O que vale mesmo é salário digno, você deveria saber. E por salário digno, refiro-me a um salário parecidinho com o seu.

Sim, caiu a ficha e o bicho vai pegar.


Obviedade 4:

Enfiar dinheiro no bolso de políticos tornou-se ato inócuo. A razão é simples: nós já não pedimos, nós fazemos.

Políticos agora serão nossos porta-vozes, não nossos líderes. Representantes autênticos dentro desta sociedade possível.

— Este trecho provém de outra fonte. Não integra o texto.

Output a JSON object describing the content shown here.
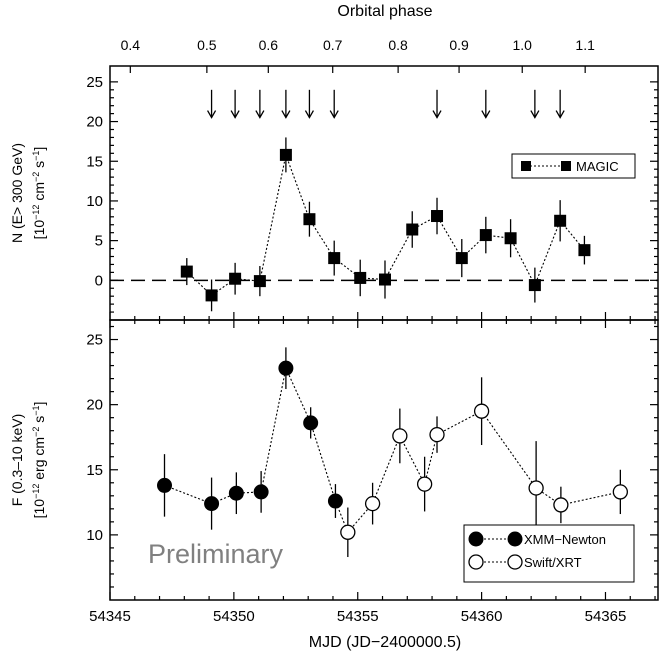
{
  "chart_data": [
    {
      "panel": "top",
      "type": "scatter",
      "top_axis": {
        "label": "Orbital phase",
        "ticks": [
          {
            "label": "0.4",
            "mjd": 54345.82
          },
          {
            "label": "0.5",
            "mjd": 54348.91
          },
          {
            "label": "0.6",
            "mjd": 54351.39
          },
          {
            "label": "0.7",
            "mjd": 54353.99
          },
          {
            "label": "0.8",
            "mjd": 54356.63
          },
          {
            "label": "0.9",
            "mjd": 54359.09
          },
          {
            "label": "1.0",
            "mjd": 54361.64
          },
          {
            "label": "1.1",
            "mjd": 54364.18
          }
        ]
      },
      "ylabel_line1": "N (E> 300 GeV)",
      "ylabel_line2": "[10^-12 cm^-2 s^-1]",
      "ylim": [
        -5,
        27
      ],
      "yticks": [
        "0",
        "5",
        "10",
        "15",
        "20",
        "25"
      ],
      "baseline": 0,
      "upper_limit_mjd": [
        54349.1,
        54350.05,
        54351.05,
        54352.1,
        54353.05,
        54354.05,
        54358.2,
        54360.17,
        54362.15,
        54363.17
      ],
      "series": [
        {
          "name": "MAGIC",
          "marker": "filled-square",
          "points": [
            {
              "x": 54348.1,
              "y": 1.1,
              "err": 1.7
            },
            {
              "x": 54349.1,
              "y": -1.9,
              "err": 2.0
            },
            {
              "x": 54350.05,
              "y": 0.2,
              "err": 2.0
            },
            {
              "x": 54351.05,
              "y": -0.1,
              "err": 1.9
            },
            {
              "x": 54352.1,
              "y": 15.8,
              "err": 2.2
            },
            {
              "x": 54353.05,
              "y": 7.7,
              "err": 2.2
            },
            {
              "x": 54354.05,
              "y": 2.8,
              "err": 2.2
            },
            {
              "x": 54355.1,
              "y": 0.3,
              "err": 2.3
            },
            {
              "x": 54356.1,
              "y": 0.1,
              "err": 2.4
            },
            {
              "x": 54357.2,
              "y": 6.4,
              "err": 2.3
            },
            {
              "x": 54358.2,
              "y": 8.1,
              "err": 2.3
            },
            {
              "x": 54359.2,
              "y": 2.8,
              "err": 2.4
            },
            {
              "x": 54360.17,
              "y": 5.7,
              "err": 2.3
            },
            {
              "x": 54361.17,
              "y": 5.3,
              "err": 2.4
            },
            {
              "x": 54362.15,
              "y": -0.6,
              "err": 2.2
            },
            {
              "x": 54363.17,
              "y": 7.5,
              "err": 2.6
            },
            {
              "x": 54364.15,
              "y": 3.8,
              "err": 1.8
            }
          ]
        }
      ]
    },
    {
      "panel": "bottom",
      "type": "scatter",
      "xlabel": "MJD (JD−2400000.5)",
      "xlim": [
        54345,
        54367.12
      ],
      "xticks": [
        "54345",
        "54350",
        "54355",
        "54360",
        "54365"
      ],
      "ylabel_line1": "F (0.3–10 keV)",
      "ylabel_line2": "[10^-12 erg cm^-2 s^-1]",
      "ylim": [
        5,
        26.5
      ],
      "yticks": [
        "10",
        "15",
        "20",
        "25"
      ],
      "annotation": "Preliminary",
      "series": [
        {
          "name": "XMM−Newton",
          "marker": "filled-circle",
          "points": [
            {
              "x": 54347.2,
              "y": 13.8,
              "err": 2.4
            },
            {
              "x": 54349.1,
              "y": 12.4,
              "err": 2.0
            },
            {
              "x": 54350.1,
              "y": 13.2,
              "err": 1.6
            },
            {
              "x": 54351.1,
              "y": 13.3,
              "err": 1.6
            },
            {
              "x": 54352.1,
              "y": 22.8,
              "err": 1.6
            },
            {
              "x": 54353.1,
              "y": 18.6,
              "err": 1.2
            },
            {
              "x": 54354.1,
              "y": 12.6,
              "err": 1.3
            }
          ]
        },
        {
          "name": "Swift/XRT",
          "marker": "open-circle",
          "points": [
            {
              "x": 54354.6,
              "y": 10.2,
              "err": 1.9
            },
            {
              "x": 54355.6,
              "y": 12.4,
              "err": 1.6
            },
            {
              "x": 54356.7,
              "y": 17.6,
              "err": 2.1
            },
            {
              "x": 54357.7,
              "y": 13.9,
              "err": 2.1
            },
            {
              "x": 54358.2,
              "y": 17.7,
              "err": 1.4
            },
            {
              "x": 54360.0,
              "y": 19.5,
              "err": 2.6
            },
            {
              "x": 54362.2,
              "y": 13.6,
              "err": 3.6
            },
            {
              "x": 54363.2,
              "y": 12.3,
              "err": 1.4
            },
            {
              "x": 54365.6,
              "y": 13.3,
              "err": 1.7
            }
          ]
        }
      ]
    }
  ]
}
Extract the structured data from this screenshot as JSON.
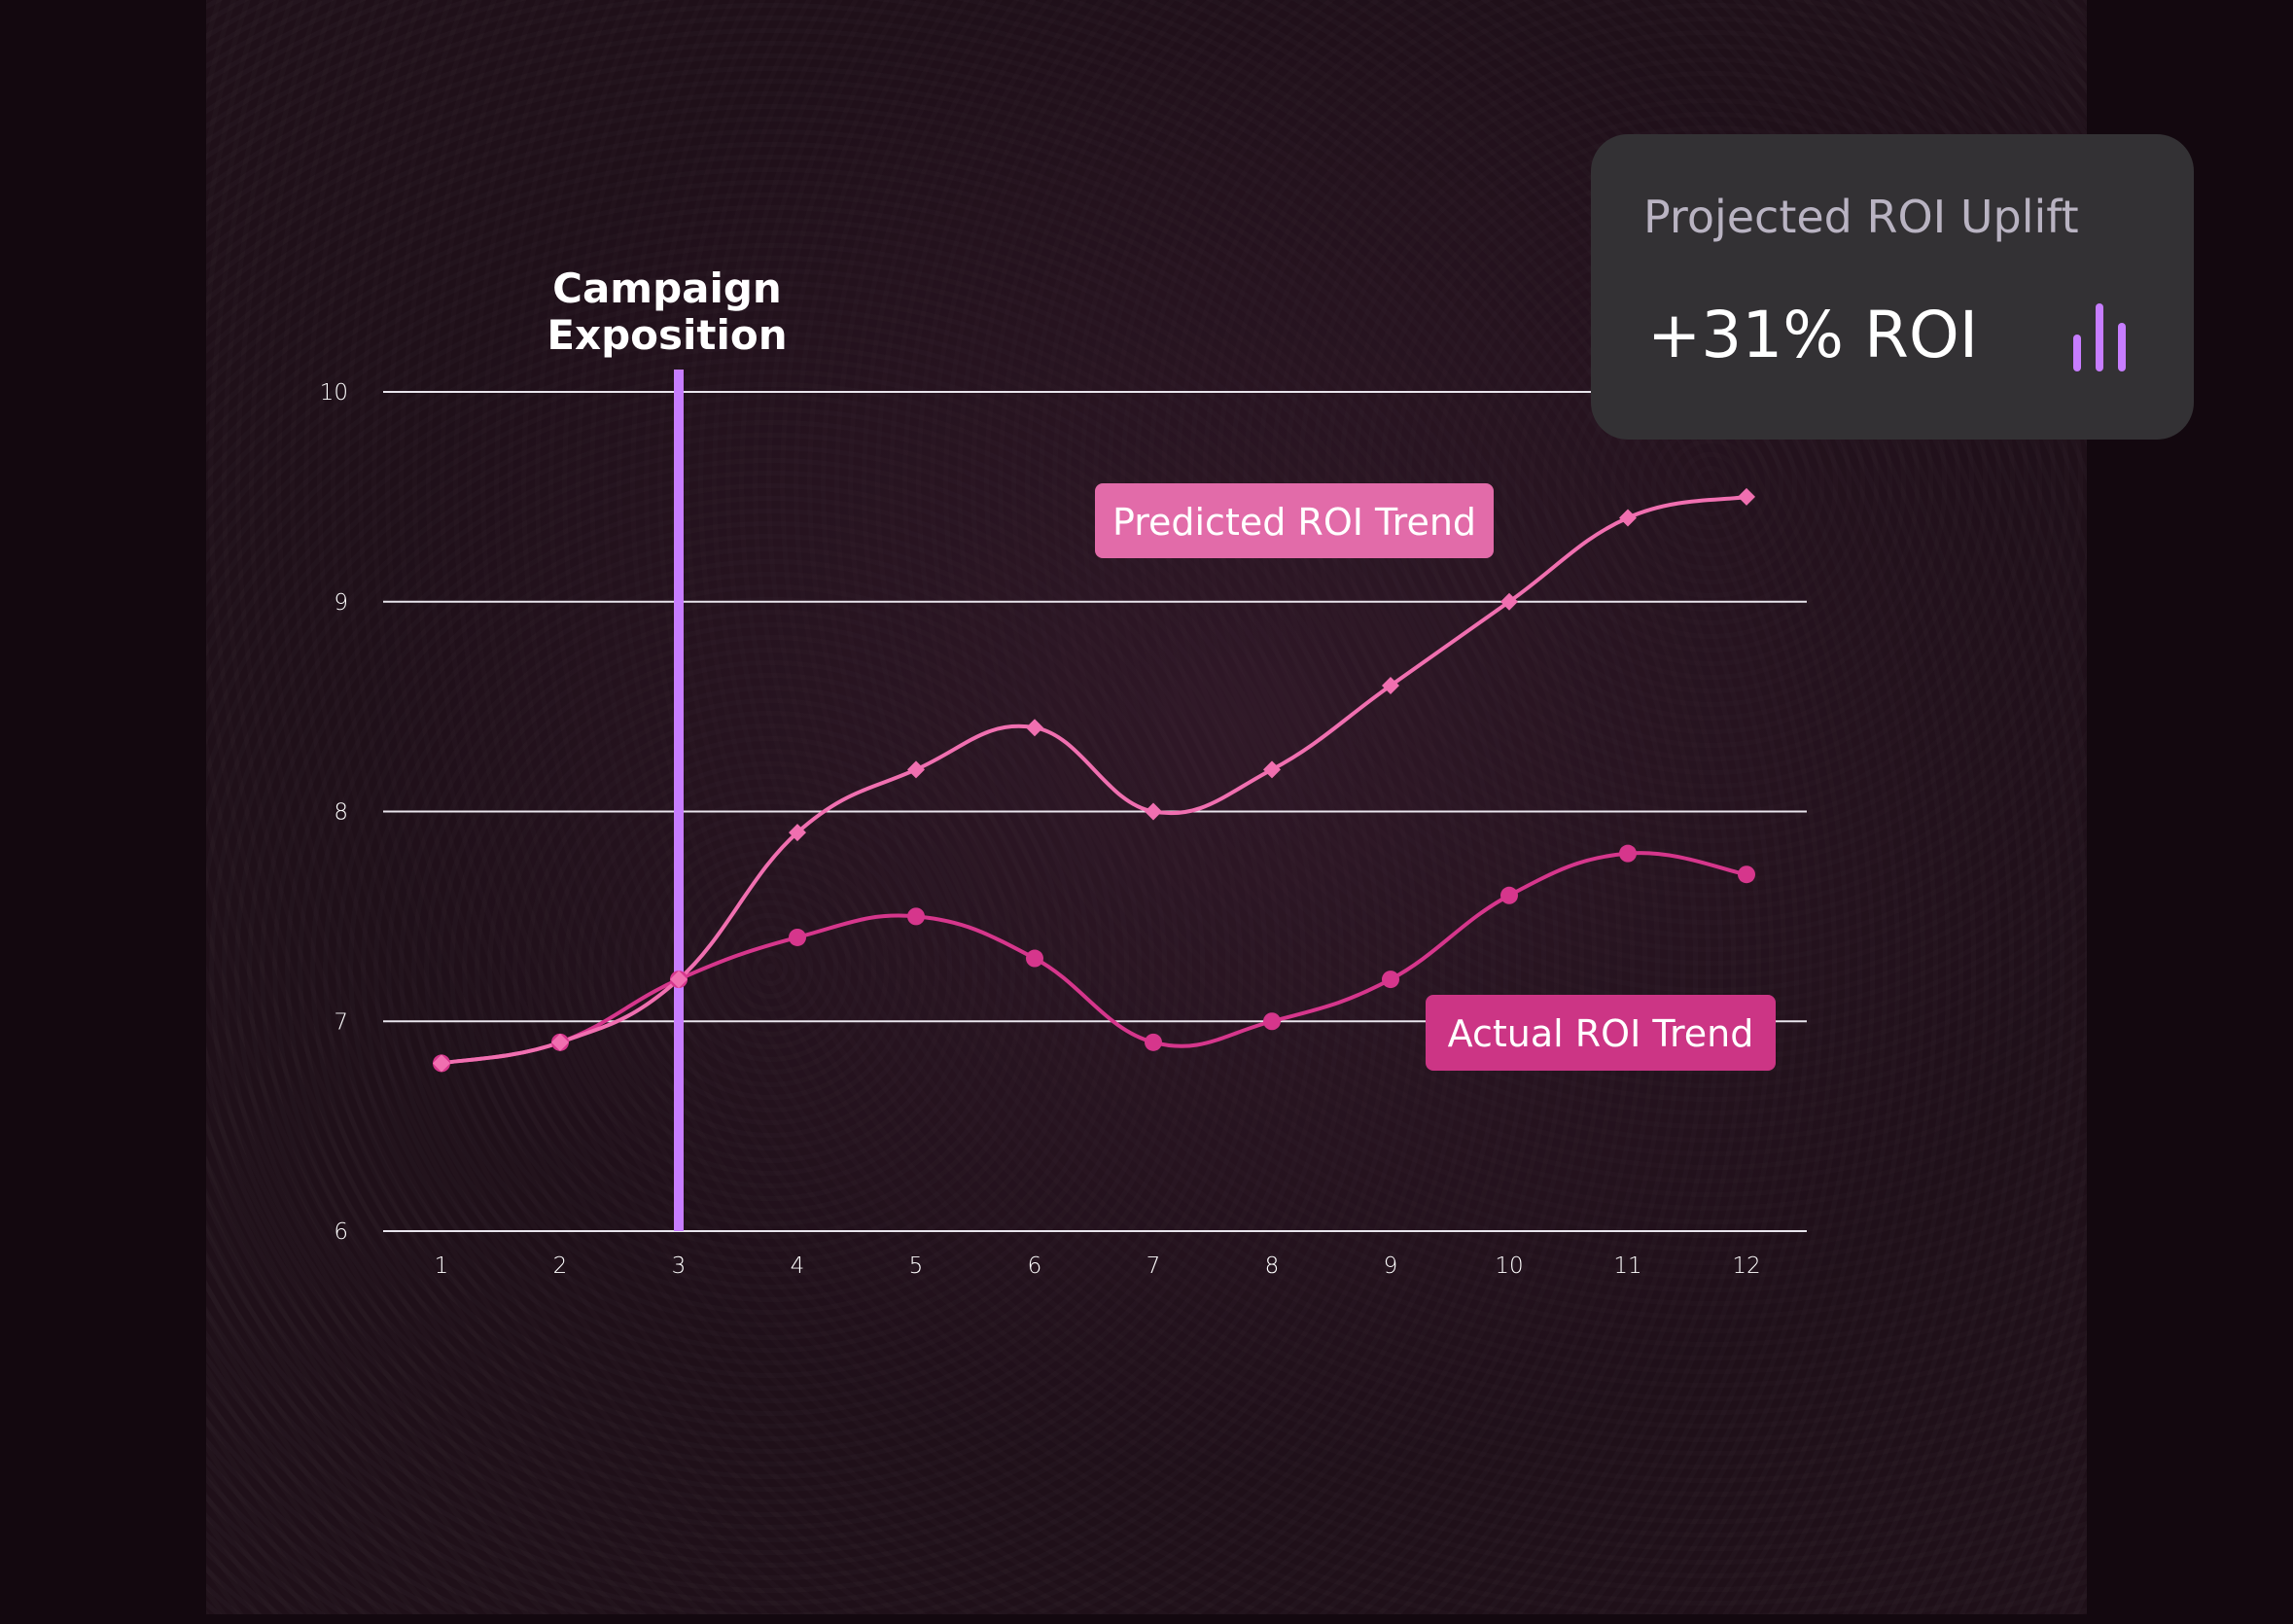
{
  "annotation": {
    "line1": "Campaign",
    "line2": "Exposition",
    "x": 3
  },
  "kpi": {
    "title": "Projected ROI Uplift",
    "value": "+31% ROI",
    "icon": "bar-chart-icon",
    "icon_color": "#c77dff"
  },
  "chart_data": {
    "type": "line",
    "x": [
      1,
      2,
      3,
      4,
      5,
      6,
      7,
      8,
      9,
      10,
      11,
      12
    ],
    "xlim": [
      0.5,
      12.5
    ],
    "ylim": [
      6,
      10
    ],
    "yticks": [
      6,
      7,
      8,
      9,
      10
    ],
    "grid": true,
    "series": [
      {
        "name": "Predicted ROI Trend",
        "values": [
          6.8,
          6.9,
          7.2,
          7.9,
          8.2,
          8.4,
          8.0,
          8.2,
          8.6,
          9.0,
          9.4,
          9.5
        ],
        "color": "#f06fb0",
        "marker": "diamond"
      },
      {
        "name": "Actual ROI Trend",
        "values": [
          6.8,
          6.9,
          7.2,
          7.4,
          7.5,
          7.3,
          6.9,
          7.0,
          7.2,
          7.6,
          7.8,
          7.7
        ],
        "color": "#d6368c",
        "marker": "circle"
      }
    ],
    "colors": {
      "marker_line": "#c77dff",
      "grid": "#e8e4ec",
      "predicted_label_bg": "#e26ba9",
      "actual_label_bg": "#cc3585"
    }
  }
}
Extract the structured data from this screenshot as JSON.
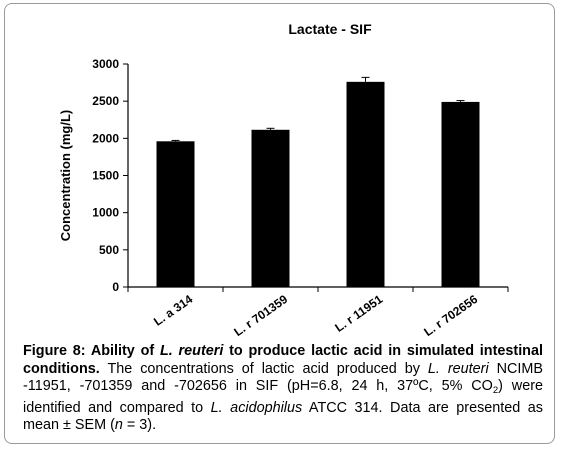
{
  "chart_data": {
    "type": "bar",
    "title": "Lactate - SIF",
    "ylabel": "Concentration (mg/L)",
    "xlabel": "",
    "categories": [
      "L. a 314",
      "L. r 701359",
      "L. r 11951",
      "L. r 702656"
    ],
    "values": [
      1960,
      2115,
      2760,
      2490
    ],
    "errors": [
      12,
      20,
      60,
      18
    ],
    "ylim": [
      0,
      3000
    ],
    "yticks": [
      0,
      500,
      1000,
      1500,
      2000,
      2500,
      3000
    ],
    "grid": false,
    "legend": "none",
    "bar_color": "#000000"
  },
  "caption": {
    "figure_label": "Figure 8: Ability of ",
    "species_bold": "L. reuteri",
    "bold_rest": " to produce lactic acid in simulated intestinal conditions.",
    "text_1": " The concentrations of lactic acid produced by ",
    "species_1": "L. reuteri",
    "text_2": " NCIMB -11951, -701359 and -702656 in SIF (pH=6.8, 24 h, 37ºC, 5% CO",
    "sub_2": "2",
    "text_3": ") were identified and compared to ",
    "species_2": "L. acidophilus",
    "text_4": " ATCC 314. Data are presented as mean ± SEM (",
    "n_var": "n",
    "text_5": " = 3)."
  }
}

Primeira pisada de bola, qualquer ato contrário aos desejos da maioria, pode ir, meu chapa, que a fila anda.


Obviedade 5:

Você deveria ter dado melhor destino ao seu dinheirinho. Teria sido tão simples dividi-lo. Acredite, você nem perderia tanto. Novamente o motivo é claro: o que existe no mundo dá para todos.

Você não vai passar fome, nem sede, e continuará a viajar a Paris. Infelizmente eu não posso garantir que você poderá manter o hábito do almoço das sextas nas Champs Elyseés.

Mas tem uma cantina ali no Bexiga que você vai adorar. O Pedrão recomenda.


Obviedade 6:

Estava fácil não é? Eu guardava os meus trocados no seu banco, você fazia o que quisesse com ele e ainda me cobrava por isso.

Mas, quando era eu que precisava de uns caraminguás do seu cofre, você me obrigava vender as calças para conseguir devolvê-los.


Obviedade 7:

Por quanto tempo você pensou que poderia nos iludir? Mais cedo ou mais tarde (quase tarde demais), acabaríamos por compreender que a informação está todinha em suas mãos.

Agora sabemos que não podemos acreditar nas imagens que você nos oferece. A imagem, a notícia e a opinião sempre foram suas. O fato nunca foi um fato. O fato era a história de um fato – sempre contada por você.

Descobrimos que, quando TV e internet exibiam crimes cometidos nas ruas, normalmente por pobres, muitos outros crimes estavam sendo cometidos nos seus gabinetes, sobre o verniz de sua escrivaninha, envoltos na fumaça de seu cachimbo.

Deixamos de acreditar quando uma ou outra ponta de iceberg eram reveladas como esporádica exceção.

Saiba também que já identificamos certas palavras que você repetia para desnoticiar.

Na manifestação de sem-tetos, por exemplo, quando você chamava alguém de invasor, a palavra já indicava de que lado você estava.

Ignorava o drama das famílias, não mostrou as crianças horrorizadas sob bombas de gás.

Não mostrou o lado de cá, a angústia daquele que reivindicava o direito de moradia garantido na constituição.

Assim, a sua desnotícia sempre se valeu de palavras tortas: baderneiro, agitador, comunista, radical e tantos outros termos que encontraram para dizer: “ô Pedrão, dá para parar de encher o saco?”


Obviedade 8:

Você não é rico. Você pode até ser milhonário, mas é não é rico. Você ainda pensa que o objetivo da vida é engolir dinheiro.

Você não tem amigos (nana nina não, aqueles caras do golfe não são seus amiguinhos).

Você não tem paz, não tem limites, não tem escrúpulos, não sabe que um dia vai morrer.

Quando você não estiver mais por aqui, seu iate ficará a deriva, sua arrogância definhará nos corredores do poder.

Sob os guarda-chuvas, por detrás de óculos escuros, seus amores não serão amores. Serão herdeiros.

Nesse dia o dinheirinho voará sobre as ruínas de seu império. O Pedrão jura que vai limpar a bunda com ele.